Today’s proposed rule follows two lawsuits brought by Earthjustice and the Environmental Integrity Project on behalf of Cape Fear River Watch, Rural Empowerment Association for Community Help, Waterkeepers Chesapeake, Waterkeeper Alliance, Humane Society of the United States, Food & Water Watch, Environment America, Comite Civico del Valle, Center for Biological Diversity, and Animal Legal Defense Fund. This coalition initially challenged the Trump Administration’s decision not to update water pollution control standards for slaughterhouses and rendering facilities in 2019. In response to that challenge, the EPA pledged to strengthen its regulations—but it did not commit to a timeline for doing so. The coalition filed a second lawsuit in December 2022 to press the EPA to act promptly, resulting in an agreement that committed the EPA to propose new standards by December 2023 and publish final standards by August 2025.
“Today, the EPA took a major step towards reducing the massive flow of pollution that slaughterhouses dump into America’s rivers,” said John Rumpler, senior clean water director for Environment America. “If the agency follows through with a strong final rule, it will mark significant progress in reducing threats to wildlife and public health—including toxic algae, pathogens and nitrate contamination of drinking water sources.”
“Many publicly owned wastewater treatment plants are not equipped to treat the waste they receive from one or more of the estimated 3,708 indirectly discharging slaughterhouses and rendering plants across the country, likely contributing to 73% of these facilities violating their clean water permit limits for pollutants typically released by those dischargers,” said Kelly Hunter Foster, Waterkeeper Alliance Senior Attorney. “It is imperative that EPA establish nitrogen, phosphorus, and other pollution limits for these indirect dischargers to ensure that the industry bears its own production costs, rather than polluting or passing the costs on to impacted communities and citizens that simply cannot afford to upgrade their plants.”
“In the Cape Fear Basin the largest slaughterhouses and rendering facilities discharge waste upstream of the largest drinking water intakes. EPA’s commitment to updating pollution limits for these facilities is long overdue, but welcome. Strong regulations are essential to protect downstream communities and the environment and anything less would be a disservice to our region,” said Kemp Burdette, Cape Fear Riverkeeper.

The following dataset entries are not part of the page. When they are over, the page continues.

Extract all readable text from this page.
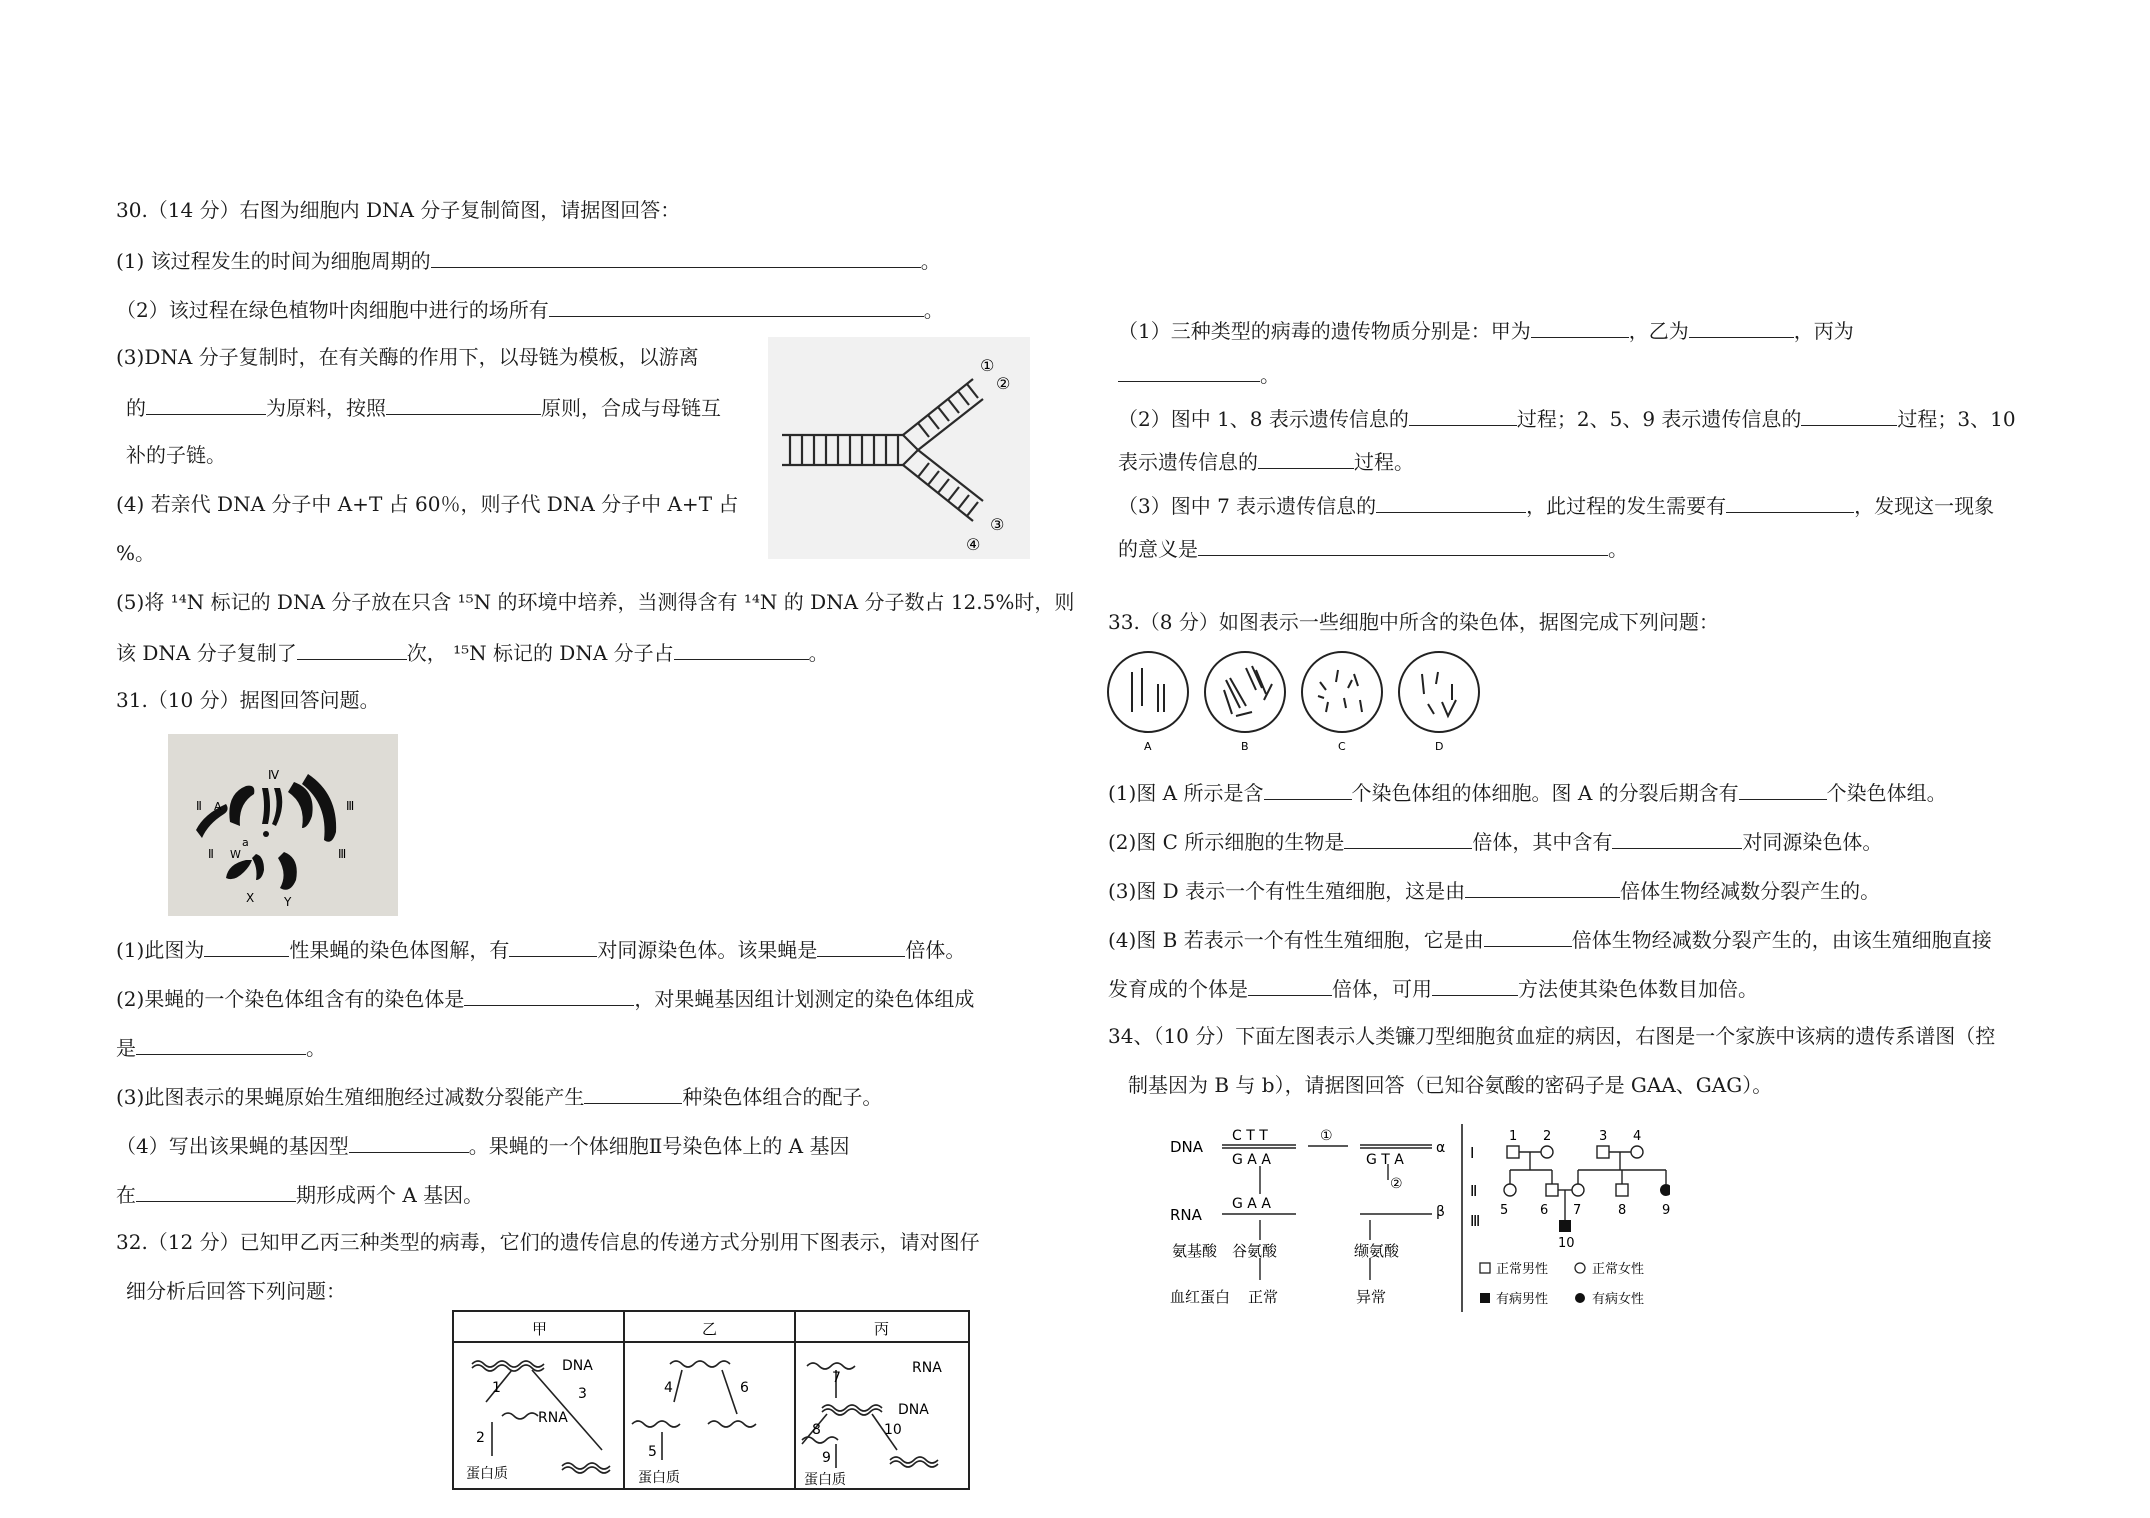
30.（14 分）右图为细胞内 DNA 分子复制简图，请据图回答：
(1) 该过程发生的时间为细胞周期的	。
（2）该过程在绿色植物叶肉细胞中进行的场所有	。
(3)DNA 分子复制时，在有关酶的作用下，以母链为模板，以游离
的	为原料，按照	原则，合成与母链互
补的子链。
(4) 若亲代 DNA 分子中 A+T 占 60％，则子代 DNA 分子中 A+T 占
%。
(5)将 ¹⁴N 标记的 DNA 分子放在只含 ¹⁵N 的环境中培养，当测得含有 ¹⁴N 的 DNA 分子数占 12.5%时，则
该 DNA 分子复制了	次， ¹⁵N 标记的 DNA 分子占	。
①
②
③
④
31.（10 分）据图回答问题。
Ⅳ
Ⅱ A	Ⅲ
Ⅱ W
a
Ⅲ
X Y
(1)此图为	性果蝇的染色体图解，有	对同源染色体。该果蝇是	倍体。
(2)果蝇的一个染色体组含有的染色体是	，对果蝇基因组计划测定的染色体组成
是	。
(3)此图表示的果蝇原始生殖细胞经过减数分裂能产生	种染色体组合的配子。
（4）写出该果蝇的基因型	。果蝇的一个体细胞Ⅱ号染色体上的 A 基因
在	期形成两个 A 基因。
32.（12 分）已知甲乙丙三种类型的病毒，它们的遗传信息的传递方式分别用下图表示，请对图仔
细分析后回答下列问题：
甲	乙	丙
DNA
1	3
RNA
2
蛋白质
4	6
5
蛋白质
7
RNA
DNA
8	10
9
蛋白质
（1）三种类型的病毒的遗传物质分别是：甲为	，乙为	，丙为
。
（2）图中 1、8 表示遗传信息的	过程；2、5、9 表示遗传信息的	过程；3、10
表示遗传信息的	过程。
（3）图中 7 表示遗传信息的	，此过程的发生需要有	，发现这一现象
的意义是	。
33.（8 分）如图表示一些细胞中所含的染色体，据图完成下列问题：
A	B	C	D
(1)图 A 所示是含	个染色体组的体细胞。图 A 的分裂后期含有	个染色体组。
(2)图 C 所示细胞的生物是	倍体，其中含有	对同源染色体。
(3)图 D 表示一个有性生殖细胞，这是由	倍体生物经减数分裂产生的。
(4)图 B 若表示一个有性生殖细胞，它是由	倍体生物经减数分裂产生的，由该生殖细胞直接
发育成的个体是	倍体，可用	方法使其染色体数目加倍。
34、（10 分）下面左图表示人类镰刀型细胞贫血症的病因，右图是一个家族中该病的遗传系谱图（控
制基因为 B 与 b），请据图回答（已知谷氨酸的密码子是 GAA、GAG）。
DNA
C T T
G A A
①
α
G T A
②
RNA
G A A	β
氨基酸 谷氨酸	缬氨酸
血红蛋白 正常	异常
Ⅰ
Ⅱ
Ⅲ
1 2	3 4
5 6 7	8	9
10
正常男性	正常女性
有病男性	有病女性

“We are encouraged to see the EPA recognize the need to regulate one of the largest industrial sources of nutrient pollution in the country. Pollution from slaughterhouses and rendering facilities harm low-income and communities of color the most,” said Robin Broder, Deputy Director of Waterkeepers Chesapeake. “We look forward to studying the proposed rule to see how it will help people in our communities suffering from the flagrant disregard by slaughterhouses and rendering facilities of the public health harms they have caused.”
“We are heartened that the EPA has begun the long overdue process of curbing the daily discharge of blood, fat, nitrogen and other pollutants from industrial slaughter and rendering facilities into our waters. Limiting pollution from inhumane factory farming systems will be an important step toward protecting both people and animals, including wildlife impacted by this effluent,” said Rebecca Cary, special counsel for the Humane Society of the United States.
“Lax regulations allow industrial animal agriculture to profit while burdening communities with pollution and causing animals immense suffering,” said Animal Legal Defense Fund Senior Staff Attorney Larissa Liebmann. “With these updated pollution standards, EPA is making slaughterhouses account for some of the costs of their unsustainable business model.”
“We’re happy to see EPA take this long overdue first step towards cleaning up one of the nation’s dirtiest industries. For too long, corporate meat giants have profited off of under-regulated water pollution—often in communities also burdened by those same companies’ factory farms,” said Dani Replogle, Food & Water Watch Staff Attorney. “We know the meat industry will fight these needed reforms tooth and nail, and we will work to ensure that the final rules are as strong as possible.”